The two have experienced changes in the school, their program, the players and the game.
"We've both grown with the changes," Wagner said. "We've had a lot of great memories, we've had a lot of fun memories, but I'm more concerned with the fact that I've had an impact on a lot of the kids I coached."
That relationship has blossomed into a successful coaching team. Although Wagner is listed as the pitching coach, as Seddon said, he is much more. He is always there, looking over Seddon's shoulder, making sure he doesn't make mistakes in the lineup and suggesting changes as he sees fit.
Although Seddon has final say, the two coaches work in harmony, which has enabled Wagner to remain an assistant for as long as he has and to improve the quality of baseball at Penn.
"He's given me a lot of full rein on a lot of the decision-making," Wagner said. "I've been blessed to have a coach who's given me that opportunity to coach that's kept me an assistant coach in baseball all these years."
And in an era when everybody is looking to get ahead, Wagner has been perfectly happy with his position, to the delight of Seddon.
"The most important thing about an assistant is his loyalty," Seddon said. "He never was looking for my job."
And as is typical when two people spend that much time together, their relationship goes far beyond that of two professionals who work together.
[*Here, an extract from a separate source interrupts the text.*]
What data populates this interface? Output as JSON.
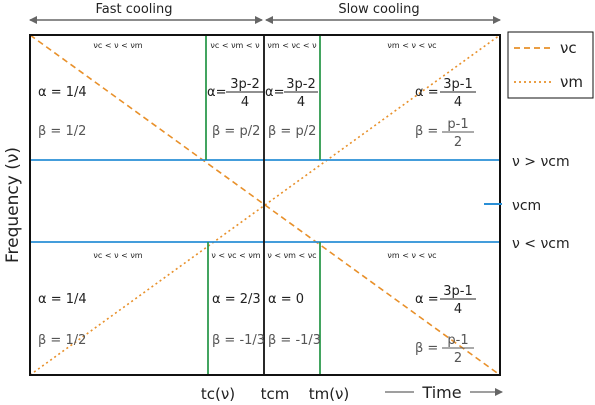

"We know each other's every move, each other's personalities. Everything comes natural," Seddon said. "How could you not?"
Whether it is entering a hotel room, picking starting pitchers or dealing with alumni, Seddon and Wagner have been the team running Penn baseball for the last three decades.
"We have a lot of stories," Seddon said. "Some which I can't tell you, when we were on a road trip, or out at night or something like that, some funny stories. It will be hard for me not to see him all the time."
There's an old saying that there's no crying in baseball, and two men who have been around the game for five decades probably won't shed a tear. But as the weekend ends, so does a great run for two coaches, two friends.